Reports indicate that the Emirati ruler Mohammed bin Zayed is supporting a plan to install the young Saudi deputy crown prince Mohammed bin Salman as the king of Saudi Arabia ‘by end of the year’.
Prince Mohammed is being advised by Sheikh Zayed on how he can win backing from the US and become king by the end of 2016, Middle East Eye reported.
Two “well-placed Saudi sources” said the de facto UAE ruler Sheikh Mohammed bin Zayed al-Nahyan is advising Mohammed on a two-pronged strategy to become Washington’s preferred choice as the next Saudi ruler.
The first Saudi source said bin Zayed has told bin Salman that he must “end the rule of Wahhabism” if he wants to be accepted by the Americans, the online news portal reported on June 29.
Wahhabism is the radical ideology dominating Saudi Arabia which has inspired Takfiri groups such as ISIS and al-Qaeda-linked Nusra Front to wreak havoc in the Middle East, Press TV reported.
Bin Zayed has also told bin Salman that he must open a “strong channel of communication” with Israel if he is to be Washington’s preferred candidate to be king, the report added.
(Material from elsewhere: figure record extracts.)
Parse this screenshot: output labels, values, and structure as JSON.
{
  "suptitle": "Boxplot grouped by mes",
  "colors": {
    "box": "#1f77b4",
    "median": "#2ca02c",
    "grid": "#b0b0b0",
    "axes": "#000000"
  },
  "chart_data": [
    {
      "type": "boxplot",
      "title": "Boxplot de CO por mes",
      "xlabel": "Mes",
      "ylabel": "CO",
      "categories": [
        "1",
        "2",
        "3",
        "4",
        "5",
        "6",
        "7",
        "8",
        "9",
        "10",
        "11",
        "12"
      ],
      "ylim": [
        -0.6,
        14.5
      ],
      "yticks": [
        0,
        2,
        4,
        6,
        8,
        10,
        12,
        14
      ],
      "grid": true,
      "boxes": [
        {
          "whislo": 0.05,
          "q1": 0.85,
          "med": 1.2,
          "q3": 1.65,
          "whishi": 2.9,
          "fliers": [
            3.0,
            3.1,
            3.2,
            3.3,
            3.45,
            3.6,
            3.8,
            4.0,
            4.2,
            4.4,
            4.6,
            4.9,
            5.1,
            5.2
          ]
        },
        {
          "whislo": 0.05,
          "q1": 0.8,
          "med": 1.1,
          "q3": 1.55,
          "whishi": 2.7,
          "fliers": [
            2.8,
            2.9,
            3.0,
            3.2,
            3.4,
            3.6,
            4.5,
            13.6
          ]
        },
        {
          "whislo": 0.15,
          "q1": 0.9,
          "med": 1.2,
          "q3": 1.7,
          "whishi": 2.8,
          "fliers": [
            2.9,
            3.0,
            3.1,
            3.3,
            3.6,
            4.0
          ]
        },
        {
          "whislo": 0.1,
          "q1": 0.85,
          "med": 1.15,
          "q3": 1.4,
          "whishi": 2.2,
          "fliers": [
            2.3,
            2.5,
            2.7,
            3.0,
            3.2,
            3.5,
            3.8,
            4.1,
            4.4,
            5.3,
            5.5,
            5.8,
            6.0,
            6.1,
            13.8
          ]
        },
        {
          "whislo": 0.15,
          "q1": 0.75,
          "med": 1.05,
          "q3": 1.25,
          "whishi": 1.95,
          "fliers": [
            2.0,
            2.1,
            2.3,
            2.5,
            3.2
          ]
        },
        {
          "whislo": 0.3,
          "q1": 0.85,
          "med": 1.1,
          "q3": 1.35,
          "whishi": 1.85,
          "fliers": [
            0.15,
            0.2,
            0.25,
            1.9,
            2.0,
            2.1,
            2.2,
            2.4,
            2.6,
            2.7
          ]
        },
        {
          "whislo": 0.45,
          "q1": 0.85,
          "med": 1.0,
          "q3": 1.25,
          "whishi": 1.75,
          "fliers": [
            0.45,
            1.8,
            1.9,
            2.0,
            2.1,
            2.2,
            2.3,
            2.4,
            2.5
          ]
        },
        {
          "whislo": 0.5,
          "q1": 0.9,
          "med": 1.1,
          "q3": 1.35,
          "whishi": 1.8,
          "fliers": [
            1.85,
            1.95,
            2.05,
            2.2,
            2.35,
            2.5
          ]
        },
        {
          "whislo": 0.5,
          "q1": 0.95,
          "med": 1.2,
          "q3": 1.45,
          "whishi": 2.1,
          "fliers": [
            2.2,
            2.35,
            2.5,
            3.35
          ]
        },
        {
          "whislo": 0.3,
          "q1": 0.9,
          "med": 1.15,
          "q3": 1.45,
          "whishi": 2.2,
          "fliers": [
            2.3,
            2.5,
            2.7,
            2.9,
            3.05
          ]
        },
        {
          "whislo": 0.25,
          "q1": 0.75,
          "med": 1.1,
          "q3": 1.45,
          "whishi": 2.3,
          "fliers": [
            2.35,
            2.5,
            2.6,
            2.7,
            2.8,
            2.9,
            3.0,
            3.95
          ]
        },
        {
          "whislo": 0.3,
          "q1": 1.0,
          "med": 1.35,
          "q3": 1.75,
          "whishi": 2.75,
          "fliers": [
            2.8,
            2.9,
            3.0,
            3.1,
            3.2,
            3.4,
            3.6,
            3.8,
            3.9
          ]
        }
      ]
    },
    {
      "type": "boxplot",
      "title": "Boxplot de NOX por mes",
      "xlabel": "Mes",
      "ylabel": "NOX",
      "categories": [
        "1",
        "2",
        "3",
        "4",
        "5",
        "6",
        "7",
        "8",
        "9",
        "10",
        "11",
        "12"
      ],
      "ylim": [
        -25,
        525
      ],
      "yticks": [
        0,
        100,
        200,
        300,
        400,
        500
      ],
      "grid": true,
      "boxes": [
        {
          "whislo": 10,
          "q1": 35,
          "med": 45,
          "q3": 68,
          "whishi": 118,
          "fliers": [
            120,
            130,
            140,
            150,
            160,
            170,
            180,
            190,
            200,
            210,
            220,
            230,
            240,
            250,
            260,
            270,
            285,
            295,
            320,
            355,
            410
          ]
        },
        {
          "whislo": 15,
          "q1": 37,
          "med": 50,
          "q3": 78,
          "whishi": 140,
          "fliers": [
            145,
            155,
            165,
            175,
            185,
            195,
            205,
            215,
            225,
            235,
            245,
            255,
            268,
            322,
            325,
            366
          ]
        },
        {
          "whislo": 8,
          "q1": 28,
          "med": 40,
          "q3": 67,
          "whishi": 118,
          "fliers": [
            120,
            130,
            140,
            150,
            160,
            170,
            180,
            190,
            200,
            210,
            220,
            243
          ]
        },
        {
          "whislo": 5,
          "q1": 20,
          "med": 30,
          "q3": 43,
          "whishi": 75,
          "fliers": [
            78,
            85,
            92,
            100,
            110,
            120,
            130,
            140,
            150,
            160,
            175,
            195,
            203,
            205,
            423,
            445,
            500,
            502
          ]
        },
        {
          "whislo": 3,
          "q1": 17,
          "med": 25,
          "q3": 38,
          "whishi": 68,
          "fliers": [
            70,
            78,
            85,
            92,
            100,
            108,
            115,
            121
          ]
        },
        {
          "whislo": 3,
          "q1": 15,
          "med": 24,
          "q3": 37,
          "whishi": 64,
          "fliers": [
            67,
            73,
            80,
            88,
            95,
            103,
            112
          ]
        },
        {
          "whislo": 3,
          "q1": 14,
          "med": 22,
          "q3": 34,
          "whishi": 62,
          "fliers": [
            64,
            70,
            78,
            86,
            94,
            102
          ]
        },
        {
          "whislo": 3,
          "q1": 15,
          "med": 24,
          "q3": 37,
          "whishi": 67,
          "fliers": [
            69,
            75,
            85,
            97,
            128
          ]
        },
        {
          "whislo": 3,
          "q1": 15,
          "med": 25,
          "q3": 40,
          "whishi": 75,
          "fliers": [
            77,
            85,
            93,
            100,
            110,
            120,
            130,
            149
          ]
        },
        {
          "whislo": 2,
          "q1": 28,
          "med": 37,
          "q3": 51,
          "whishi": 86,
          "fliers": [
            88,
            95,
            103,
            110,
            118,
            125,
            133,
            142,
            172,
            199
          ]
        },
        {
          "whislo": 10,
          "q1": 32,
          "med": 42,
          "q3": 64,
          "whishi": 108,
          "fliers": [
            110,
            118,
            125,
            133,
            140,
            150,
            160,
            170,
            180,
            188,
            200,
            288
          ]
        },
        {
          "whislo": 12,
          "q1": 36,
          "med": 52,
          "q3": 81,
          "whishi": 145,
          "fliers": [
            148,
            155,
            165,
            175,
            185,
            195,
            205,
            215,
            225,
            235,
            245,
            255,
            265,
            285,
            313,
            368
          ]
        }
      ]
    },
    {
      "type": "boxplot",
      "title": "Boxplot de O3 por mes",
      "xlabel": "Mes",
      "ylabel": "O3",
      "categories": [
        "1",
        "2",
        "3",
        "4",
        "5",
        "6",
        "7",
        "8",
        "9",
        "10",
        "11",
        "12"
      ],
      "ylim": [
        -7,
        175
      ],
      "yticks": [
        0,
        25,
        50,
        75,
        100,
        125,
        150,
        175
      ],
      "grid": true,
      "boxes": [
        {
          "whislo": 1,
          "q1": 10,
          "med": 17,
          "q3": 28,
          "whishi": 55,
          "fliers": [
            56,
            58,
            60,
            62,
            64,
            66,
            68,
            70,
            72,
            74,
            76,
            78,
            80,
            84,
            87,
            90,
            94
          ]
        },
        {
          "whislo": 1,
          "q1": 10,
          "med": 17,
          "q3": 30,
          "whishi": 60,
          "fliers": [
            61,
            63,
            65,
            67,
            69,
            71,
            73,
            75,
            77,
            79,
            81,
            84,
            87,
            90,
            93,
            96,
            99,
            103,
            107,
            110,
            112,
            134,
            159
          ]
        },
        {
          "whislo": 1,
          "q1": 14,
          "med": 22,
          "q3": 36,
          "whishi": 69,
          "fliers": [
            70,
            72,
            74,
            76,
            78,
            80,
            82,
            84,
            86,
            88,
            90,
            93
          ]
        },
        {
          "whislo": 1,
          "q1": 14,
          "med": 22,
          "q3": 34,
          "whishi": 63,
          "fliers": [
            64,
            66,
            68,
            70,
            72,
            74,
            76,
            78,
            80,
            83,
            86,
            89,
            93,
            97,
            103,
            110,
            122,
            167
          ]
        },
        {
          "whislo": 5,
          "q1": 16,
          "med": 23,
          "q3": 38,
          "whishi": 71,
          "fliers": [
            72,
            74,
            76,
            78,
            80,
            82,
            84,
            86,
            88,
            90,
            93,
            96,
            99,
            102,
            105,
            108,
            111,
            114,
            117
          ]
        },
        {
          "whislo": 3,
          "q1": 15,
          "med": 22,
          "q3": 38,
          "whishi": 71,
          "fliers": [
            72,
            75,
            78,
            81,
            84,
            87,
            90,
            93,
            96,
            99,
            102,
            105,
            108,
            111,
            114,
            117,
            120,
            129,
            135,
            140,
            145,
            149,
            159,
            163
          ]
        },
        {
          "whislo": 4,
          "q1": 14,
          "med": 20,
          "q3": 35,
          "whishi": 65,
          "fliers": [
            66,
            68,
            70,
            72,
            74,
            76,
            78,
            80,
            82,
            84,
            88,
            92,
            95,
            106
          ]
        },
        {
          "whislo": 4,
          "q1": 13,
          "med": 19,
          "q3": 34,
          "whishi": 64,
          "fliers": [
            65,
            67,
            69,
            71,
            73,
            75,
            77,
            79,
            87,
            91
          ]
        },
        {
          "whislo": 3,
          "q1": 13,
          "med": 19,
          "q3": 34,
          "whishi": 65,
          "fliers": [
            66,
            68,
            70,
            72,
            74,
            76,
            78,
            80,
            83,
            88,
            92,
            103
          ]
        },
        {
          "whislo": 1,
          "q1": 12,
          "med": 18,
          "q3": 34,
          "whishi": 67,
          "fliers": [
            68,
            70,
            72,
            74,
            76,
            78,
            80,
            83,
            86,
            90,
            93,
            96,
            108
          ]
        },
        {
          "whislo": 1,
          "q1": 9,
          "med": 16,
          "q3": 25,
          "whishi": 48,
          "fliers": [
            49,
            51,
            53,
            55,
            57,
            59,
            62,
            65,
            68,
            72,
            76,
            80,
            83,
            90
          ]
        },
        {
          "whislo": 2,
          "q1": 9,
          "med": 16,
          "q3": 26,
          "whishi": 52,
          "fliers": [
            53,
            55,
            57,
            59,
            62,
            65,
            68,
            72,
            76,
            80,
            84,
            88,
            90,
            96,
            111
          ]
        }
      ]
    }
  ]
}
The second Saudi source reportedly said bin Salman is willing to win the backing of Washington after telling close associates recently that he would complete the mission of becoming king before the end of the year.
The 30-year-old bin Salman, who also serves as the Saudi defense minister, has been granted increasing power since he was named the third in line to the throne last April.
He is heading up the country’s economic reforms plan, the kingdom’s policy towards Syria and its deadly aggression against Yemen.
The young prince’s meteoric rise, however, has sparked tensions within the Saudi royal family.
According to the report, bin Salman would seek to fundamentally change the role of religion in the kingdom on bin Zayed’s advice.
The UAE’s de facto ruler Sheikh Mohammed bin Zayed al-Nahyan (R) meets with US Secretary of State John Kerry at Mina Palace in Abu Dhabi on June 8, 2016. © AFP
One of the two Saudi sources said that bin Salman plans to cancel the Council of Senior Scholars, which is the kingdom’s highest religious body, and stop all activities that serve Wahhabism.
“The aim will be for him [bin Salman] to be hailed as a hero by the press, Congress, and academia, so that the [US] administration is forced to follow.”
Such a plan is highly risky given the influence of religious bodies in the kingdom and could lead to a serious showdown.
The second strategy advised by bin Zayed to win Washington’s backing was developing close relations with Israel.
Israel has covert ties with Arab states despite their claims that they would normalize relations with Tel Aviv only when it reaches a deal with the Palestinians.
In April, the Jerusalem Post wrote that “rather than being isolated, Israel is being incorporated into the Saudi-led orbit,” citing the opening of a mission in Abu Dhabi and increasing contacts in the Persian Gulf States.
One of the Saudi sources said Washington could be swayed into supporting bin Salman’s bid to be king if he could achieve good communication with Israel, even if the Americans like their long-time ally bin Nayef.
Bin Nayef may be the first in line to throne but his quietness – and bin Salman’s prominence – has led many to conclude the experienced 56-year-old’s power is waning.
During bin Salman’s recent visit to the US, where he met President Barack Obama, a report emerged that American intelligence officers believed the current Saudi ruler King Salman and Crown Prince Muhammad bin Nayef suffer from ill health.
“We’ve put a lot of markers down on Mohammed bin Nayef. It’s the smart move to do the same with bin Salman. It’s an opportunity to get to know him,” Bruce Riedel, an ex-national intelligence officer and a member of Obama’s transition team, said.